Projects, their security teams, and the mature-publisher flag are created and managed in-app afterward (Admin Console at /admin/) — not by any bootstrap script. Mature-publisher status lives on the project row, not in the identity provider.

2.5 Start the processes and verify

Start web, worker, and beat (commands in running-in-production.md §1), then verify:

curl -fsS https://<host>/healthz     # liveness — {"status":"ok"}
curl -fsS https://<host>/readyz      # readiness — 200 only if DB + cache reachable

3. The container image

The repository Dockerfile is multi-target:

  • dev (what docker-compose builds): dependencies only, dev extras included, CMD runserver, source bind-mounted. Never serves real traffic.
  • production (the default target — CI publishes it to ghcr.io/eclipse-csi/advisoryhub via .github/workflows/release-image.yml, scanned, SBOM/provenance-attested, and cosign-signed): runtime dependencies only, source and collectstatic output baked in, default CMD gunicorn.

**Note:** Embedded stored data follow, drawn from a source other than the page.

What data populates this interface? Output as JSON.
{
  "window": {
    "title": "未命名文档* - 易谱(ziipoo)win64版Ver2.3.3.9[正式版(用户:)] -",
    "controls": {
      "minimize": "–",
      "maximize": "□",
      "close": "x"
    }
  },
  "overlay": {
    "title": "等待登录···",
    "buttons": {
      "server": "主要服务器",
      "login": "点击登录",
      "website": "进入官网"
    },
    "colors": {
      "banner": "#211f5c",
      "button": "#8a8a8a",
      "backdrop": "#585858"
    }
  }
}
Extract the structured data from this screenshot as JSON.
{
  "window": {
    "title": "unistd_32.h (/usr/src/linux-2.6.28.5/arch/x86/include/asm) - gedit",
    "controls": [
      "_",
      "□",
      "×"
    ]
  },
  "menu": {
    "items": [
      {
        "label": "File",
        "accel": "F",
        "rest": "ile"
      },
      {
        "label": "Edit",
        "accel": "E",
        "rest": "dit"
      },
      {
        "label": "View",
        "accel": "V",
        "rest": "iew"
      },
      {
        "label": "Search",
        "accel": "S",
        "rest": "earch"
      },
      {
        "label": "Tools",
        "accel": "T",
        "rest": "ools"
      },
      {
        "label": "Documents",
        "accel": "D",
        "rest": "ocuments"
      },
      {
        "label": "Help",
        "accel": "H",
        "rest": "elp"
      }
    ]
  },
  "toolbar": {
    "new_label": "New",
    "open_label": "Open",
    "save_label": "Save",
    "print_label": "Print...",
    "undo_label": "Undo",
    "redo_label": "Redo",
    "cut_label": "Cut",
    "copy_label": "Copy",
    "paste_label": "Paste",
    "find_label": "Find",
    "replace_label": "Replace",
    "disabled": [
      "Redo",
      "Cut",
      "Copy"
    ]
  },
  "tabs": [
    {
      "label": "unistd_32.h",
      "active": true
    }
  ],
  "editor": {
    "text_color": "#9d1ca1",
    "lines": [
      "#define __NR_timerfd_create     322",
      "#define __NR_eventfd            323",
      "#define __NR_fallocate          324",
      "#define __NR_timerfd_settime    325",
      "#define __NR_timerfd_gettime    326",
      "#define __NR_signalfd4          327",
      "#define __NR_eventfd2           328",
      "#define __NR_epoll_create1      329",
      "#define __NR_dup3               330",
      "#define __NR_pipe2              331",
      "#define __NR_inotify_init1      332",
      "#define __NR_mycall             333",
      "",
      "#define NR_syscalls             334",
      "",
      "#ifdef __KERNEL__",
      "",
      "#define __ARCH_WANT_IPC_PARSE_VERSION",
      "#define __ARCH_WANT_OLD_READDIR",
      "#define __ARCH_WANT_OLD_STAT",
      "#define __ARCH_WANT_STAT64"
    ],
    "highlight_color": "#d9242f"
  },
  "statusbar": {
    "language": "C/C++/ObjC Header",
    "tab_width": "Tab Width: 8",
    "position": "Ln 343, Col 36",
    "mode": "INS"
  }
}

Production-image facts an operator needs:

  • Base: the Docker Hardened Images runtime variant (dhi.io/python:…-debian13) — no shell, no package manager. Build stages use the -dev variant; git, ssh, and libnss_wrapper (plus their shared-library closure and dpkg scanner metadata) are harvested by docker/collect-runtime-deps.sh and COPY'd into the final stage, which contains zero RUN instructions. The compose dev target bases on the -dev variant too, so every local build — including docker compose up — needs a one-time docker login dhi.io (free Docker account); the published image on ghcr.io needs no DHI credentials.
  • No shell inside: kubectl exec … -- sh (or bash) cannot work. Exec python, git, or celery directly, or use kubectl debug with an ephemeral debug image for filesystem inspection.
  • One image, three processes — override the command for the task tier:
  • web (default CMD): gunicorn config.wsgi -c gunicorn.conf.py --bind 0.0.0.0:8000 (worker count via the WEB_CONCURRENCY env var)
  • worker: celery -A config worker -l info --pool=threads --concurrency=4
  • beat: celery -A config beat -l info --schedule=/tmp/celerybeat-schedule
  • DJANGO_SETTINGS_MODULE=config.settings.prod is baked in (override-able).
  • OpenShift-compatible: runs as any non-root UID in group 0. The entrypoint (docker/entrypoint.py — plain Python, since the image has no shell) registers the runtime UID through nss_wrapper (/tmp/passwd
  • LD_PRELOAD); /etc/passwd is never modified, and the same code path covers writable and read-only root filesystems. Writable paths needed at runtime: /tmp, and on web PROMETHEUS_MULTIPROC_DIR — mount emptyDirs there when running with readOnlyRootFilesystem.
  • Optional strict SSH host pinning: mount a pre-populated file at /etc/ssh/ssh_known_hosts (otherwise publication pushes trust the remote on first contact via StrictHostKeyChecking=accept-new).

For Kubernetes/OKD, the Helm chart in charts/advisoryhub/ wires all of this up — see deploy-kubernetes.md.